Nearly 90% of Thunder Bay-area 7-year-olds properly vaccinated, health unit says
Promotion from public health officials comes amidst measles outbreaks across North America
Public health officials in the Thunder Bay, Ont., district say just under 90 per cent of seven year-olds in the region are properly vaccinated as outbreaks of measles across North America, including cases in southern Ontario, grab headlines.
89.7 per cent of seven-year-olds, based on the 2017-2018 school year, were up-to-date for all required vaccinations under the Immunization of School Pupils Act, said Kandace Belanger, the acting manager of the vaccine preventable disease program at the Thunder Bay District Health Unit. Those include immunization against diseases like:
- pertussis or whooping cough
- meningococcal disease
- varicella or chickenpox
"We try and focus our efforts on that 10 per cent [that aren't immunized] to determine what the reasons are that they may not be getting vaccinated," Belanger said of efforts the health unit undertakes to promote getting necessary vaccines.

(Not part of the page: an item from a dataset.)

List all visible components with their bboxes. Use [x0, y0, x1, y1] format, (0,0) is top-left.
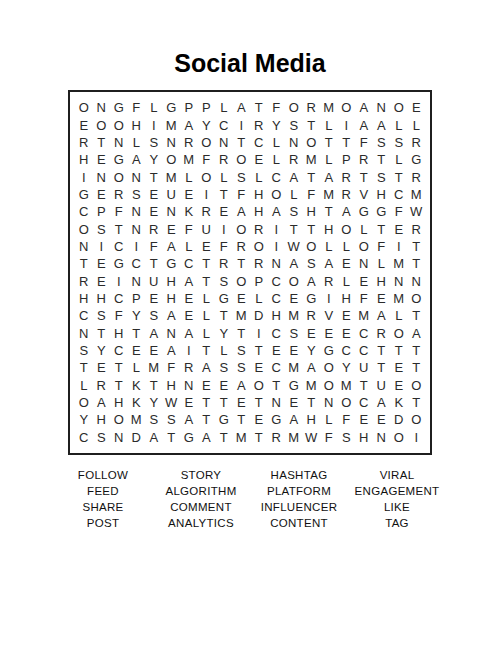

"Whether that's through giving them appropriate information or directing them to the appropriate care provider."
Belanger said there are no confirmed cases of measles in the Thunder Bay health unit's coverage area.
Over 90 per cent of seven-year-olds in a given district should be properly vaccinated, Dr. Nadia Alam, the president of the Ontario Medical Association, told Metro Morning in early April, as it ensures that "herd immunity" is intact in order to prevent most outbreaks.
"Herd immunity is kind of like a wall," she said. "Every person who gets vaccinated is another brick in the wall."
"So, if you have 90 per cent herd immunity within a community ... then there's very little chance of an outbreak happening — the kind of outbreaks we're seeing all around the world and across North America now."
Those types of outbreaks are why public health officials say it's so important they continue to provide information to people of all ages about why keeping up to date on vaccinations is necessary.
"We're seeing resurgence of a disease that was essentially determined to be eradicated ... in Ontario and now we're seeing cases again," Belanger said of measles. "So I think it highlights the importance of ensuring that those that are eligible are immunized to protect everybody."
"I think it's always important in public health to be, sort of, the voice of accurate information about immunizations," she continued, adding that includes "ensuring that the public is aware of what immunizations they need, where to get those, how to connect with their healthcare provider."
While Belanger said that people choosing not to vaccinate often comes down to a variety and individuality of reasoning, Alam said, from her perspective, it comes down to worry.
"Parents, especially new parents, are overwhelmed already with all of the decisions they have to make for their babies," she said. "There's a lot of misinformation out there, especially on social media."
"So [on] behalf of all of Ontario's 31,500 doctors, I'm saying that vaccines are safe, they're vital to the health and wellbeing of the entire community, and people shouldn't be swayed by any information they hear to the contrary," Alam was quoted as saying in an email from the Ontario Medical Association to CBC Thunder Bay.
"Because vaccination has virtually eradicated measles in Ontario, we've forgotten how [devastating] and deadly it can be."